MZEE.com: Ein Punkt, den du auch in deinem kürzlich erschienenen Buch thematisierst, ist das im HipHop schon immer omnipräsente hegemoniale Männerbild. Warum ist dieses so tief im Rap verankert?
Martin Seeliger: Die Antwort ist einfach. (lacht) Das hegemoniale Männerbild zeichnet sich ja dadurch aus, dass es überall gilt. Also auch im Rap. Aber du hast natürlich recht, im Rap tritt es verstärkt auf. Das liegt daran, dass Männer versuchen, das hegemoniale Männerbild zu aktualisieren. Es ist nicht so, dass beispielweise ein Bushido der hegemoniale Mann ist. Er ist vielmehr ein Anwärter auf die hegemoniale Vertretung von Männlichkeit geworden, indem er für sich beansprucht hat, "Leistungsfähigkeit" als Kernelement hegemonialer Männlichkeit besser abbilden zu können als die aktuelle weiße Managermännlichkeit dies tun kann. Er hat es, so er selbst, schließlich von ganz unten nach ganz oben geschafft, während Josef Ackermann es nur von St. Gallen beziehungsweise seinem BWL-Studium nach oben geschafft hat. Das hat Bushido sehr deutlich klargemacht. Kollegah hat es noch mal verstärkt, indem er die unternehmerischen Momente der Leistungsfähigkeit zugespitzt und gesagt hat: "Ein richtiger Mann darf nur trainieren und Geld verdienen!"
MZEE.com: Seit Kurzem berichten zahlreiche betroffene Frauen unter dem Hashtag #deutschrapmetoo über ihre Erfahrungen mit sexualisierter Gewalt in der HipHop-Szene.

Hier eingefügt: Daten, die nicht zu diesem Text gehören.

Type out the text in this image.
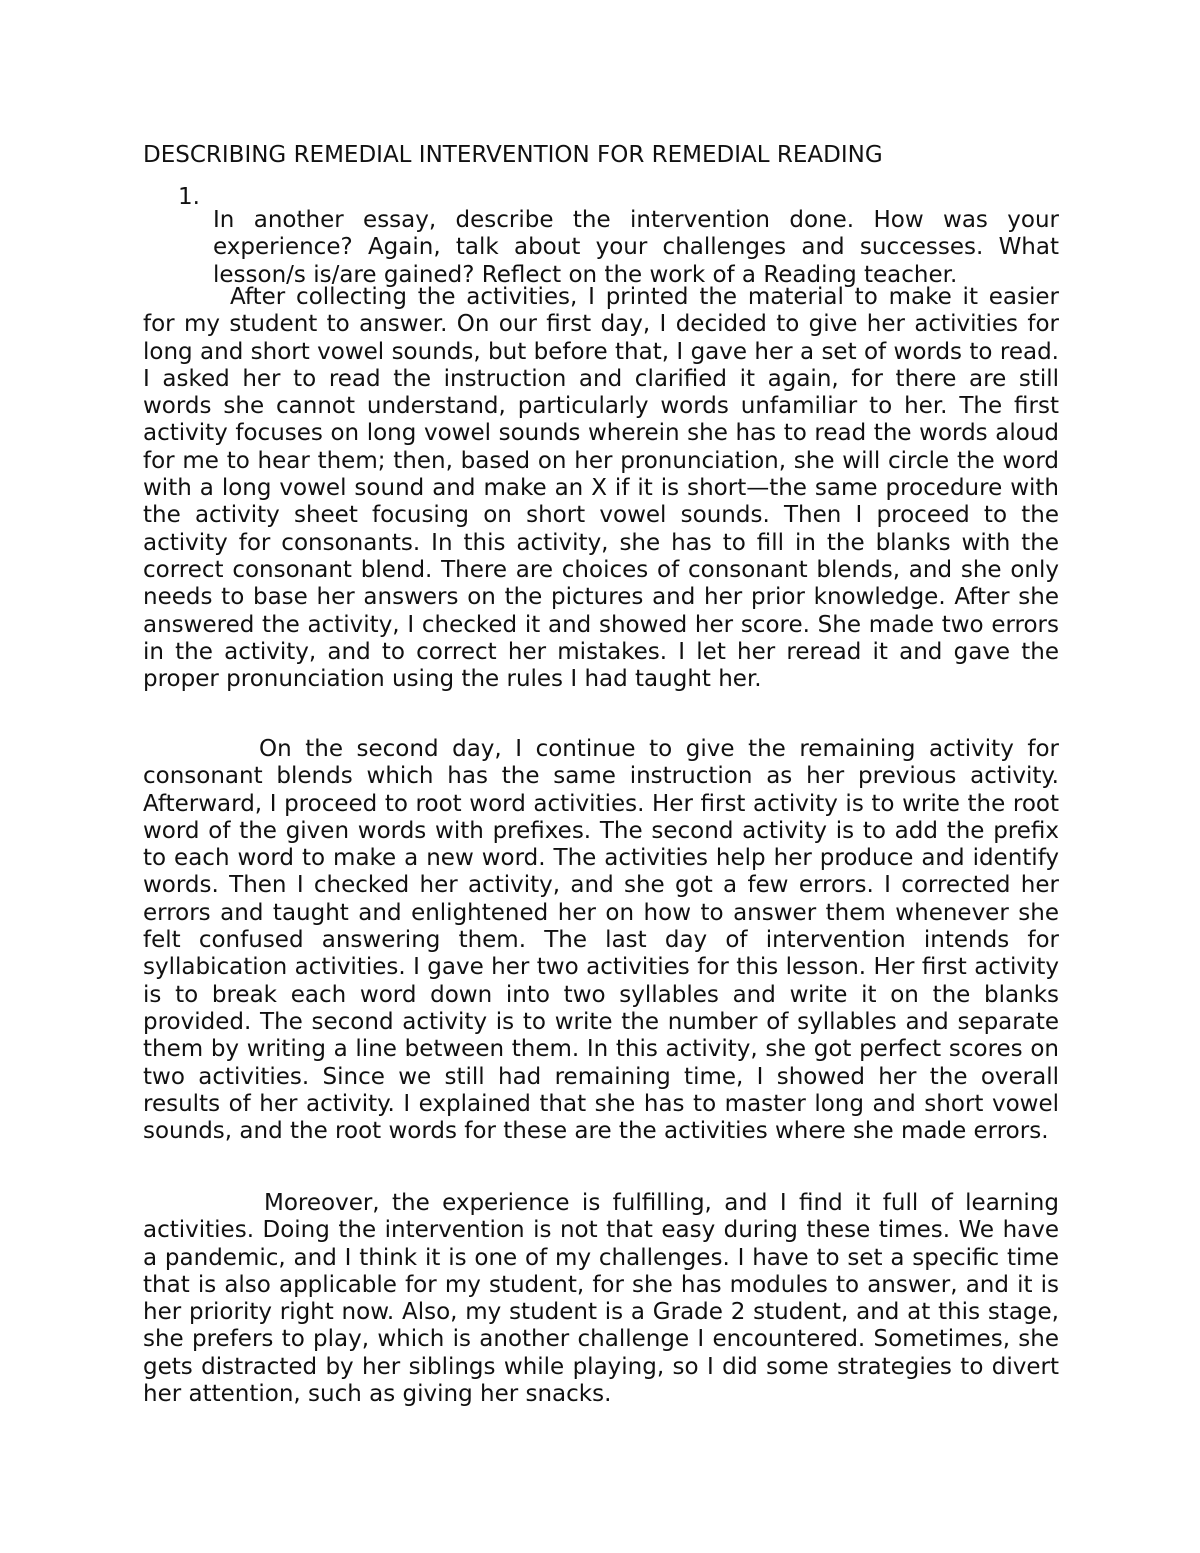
DESCRIBING REMEDIAL INTERVENTION FOR REMEDIAL READING
1.

In another essay, describe the intervention done. How was your experience? Again, talk about your challenges and successes. What lesson/s is/are gained? Reflect on the work of a Reading teacher.

After collecting the activities, I printed the material to make it easier for my student to answer. On our first day, I decided to give her activities for long and short vowel sounds, but before that, I gave her a set of words to read. I asked her to read the instruction and clarified it again, for there are still words she cannot understand, particularly words unfamiliar to her. The first activity focuses on long vowel sounds wherein she has to read the words aloud for me to hear them; then, based on her pronunciation, she will circle the word with a long vowel sound and make an X if it is short—the same procedure with the activity sheet focusing on short vowel sounds. Then I proceed to the activity for consonants. In this activity, she has to fill in the blanks with the correct consonant blend. There are choices of consonant blends, and she only needs to base her answers on the pictures and her prior knowledge. After she answered the activity, I checked it and showed her score. She made two errors in the activity, and to correct her mistakes. I let her reread it and gave the proper pronunciation using the rules I had taught her.

On the second day, I continue to give the remaining activity for consonant blends which has the same instruction as her previous activity. Afterward, I proceed to root word activities. Her first activity is to write the root word of the given words with prefixes. The second activity is to add the prefix to each word to make a new word. The activities help her produce and identify words. Then I checked her activity, and she got a few errors. I corrected her errors and taught and enlightened her on how to answer them whenever she felt confused answering them. The last day of intervention intends for syllabication activities. I gave her two activities for this lesson. Her first activity is to break each word down into two syllables and write it on the blanks provided. The second activity is to write the number of syllables and separate them by writing a line between them. In this activity, she got perfect scores on two activities. Since we still had remaining time, I showed her the overall results of her activity. I explained that she has to master long and short vowel sounds, and the root words for these are the activities where she made errors.

Moreover, the experience is fulfilling, and I find it full of learning activities. Doing the intervention is not that easy during these times. We have a pandemic, and I think it is one of my challenges. I have to set a specific time that is also applicable for my student, for she has modules to answer, and it is her priority right now. Also, my student is a Grade 2 student, and at this stage, she prefers to play, which is another challenge I encountered. Sometimes, she gets distracted by her siblings while playing, so I did some strategies to divert her attention, such as giving her snacks.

Leider muss man dazu sagen, dass ähnliche Bewegungen in der Vergangenheit teils durch Unterlassungsklagen verhindert wurden und Vorwürfe so von vornherein unter den Tisch gekehrt wurden. Wie schätzt du die jetzige Organisation ein?

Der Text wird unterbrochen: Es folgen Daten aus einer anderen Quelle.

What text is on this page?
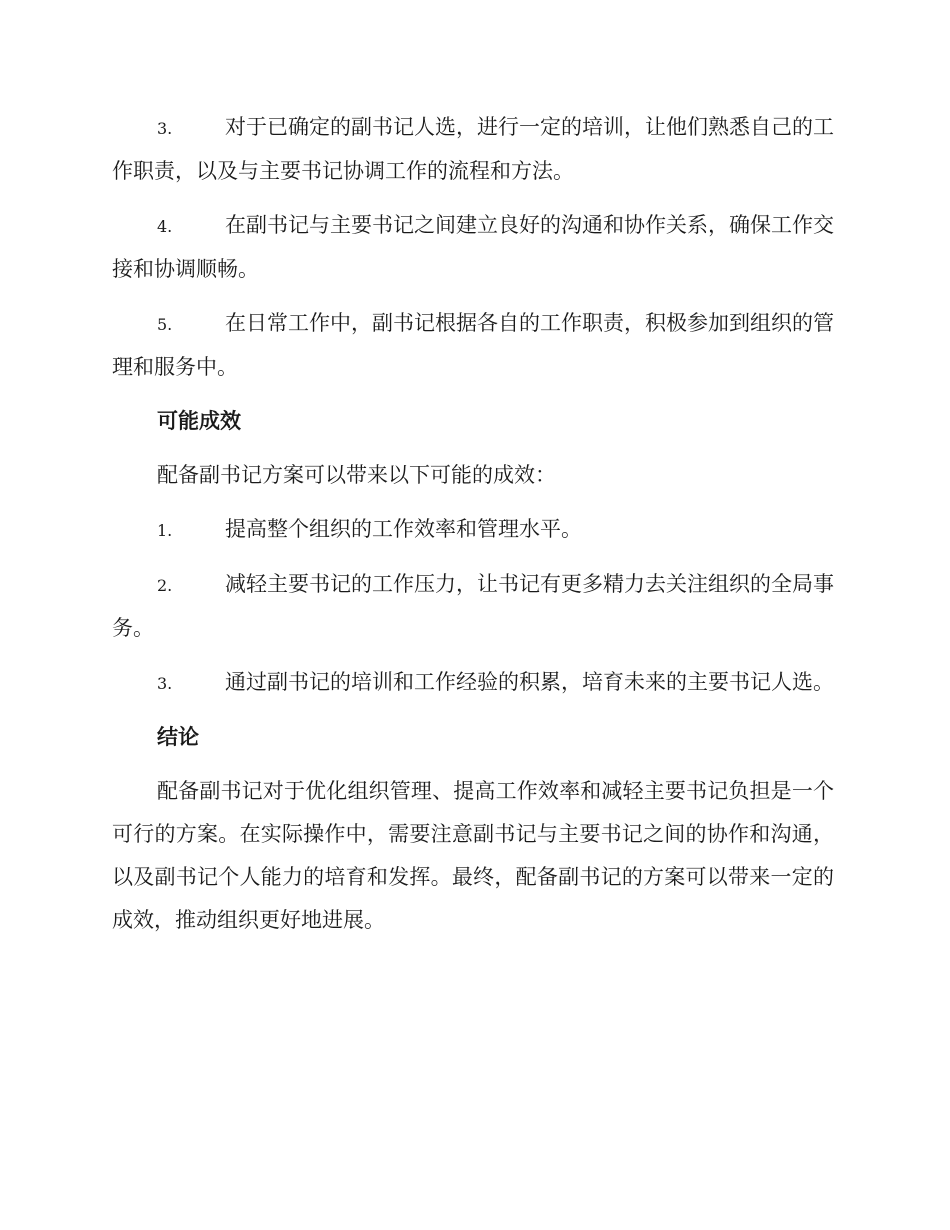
3.	对于已确定的副书记人选，进行一定的培训，让他们熟悉自己的工作职责，以及与主要书记协调工作的流程和方法。

4.	在副书记与主要书记之间建立良好的沟通和协作关系，确保工作交接和协调顺畅。

5.	在日常工作中，副书记根据各自的工作职责，积极参加到组织的管理和服务中。

可能成效

配备副书记方案可以带来以下可能的成效：

1.	提高整个组织的工作效率和管理水平。

2.	减轻主要书记的工作压力，让书记有更多精力去关注组织的全局事务。

3.	通过副书记的培训和工作经验的积累，培育未来的主要书记人选。

结论

配备副书记对于优化组织管理、提高工作效率和减轻主要书记负担是一个可行的方案。在实际操作中，需要注意副书记与主要书记之间的协作和沟通，以及副书记个人能力的培育和发挥。最终，配备副书记的方案可以带来一定的成效，推动组织更好地进展。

Martin Seeliger: Ich schätze das erst einmal sehr positiv ein. Man muss aber auch sehen, dass in beiden Lagern gerade mobilisiert wird und eine Art Deutungskampf losbricht. Es ist total irre, was dieser Typ macht – seine Fans aufzufordern, rauszugehen und diese Frau als Lügnerin darzustellen … Das ist eine ziemlich harte Nummer und einer der größten Widersprüche im Gangsterrap: Alles ist immer einhundert Prozent echt. Es sei denn, es geht um Sexismus und Misogynie, dann ist es nur Kunst. Auf der einen Seite steht der Rapper, der mit all seiner Macht versucht, seine Anhänger zu mobilisieren. Auf der anderen Seite steht die Kampagne. Das ist natürlich ein Ungleichgewicht. Ich habe sogar gesehen, dass sich weitere Rapper auf seine Seite gestellt haben und dies immer noch tun. Einer hat zum Beispiel geschrieben, dass das Verhalten der Frau ganz schlimm wäre und derartige Vorwürfe Karrieren zerstören können. Da hat er natürlich auch recht. So etwas kann wirklich Karrieren zerstören. Die Frage ist aber nicht, ob solche Vorwürfe Karrieren zerstören können, sondern ob er es getan hat oder nicht. Eine weitere Frage, die man stellen könnte, wäre, warum uns solche Vorwürfe überhaupt so sehr überraschen und schockieren – wir wissen schließlich alle, wie zentral Misogynie in der Szene ist.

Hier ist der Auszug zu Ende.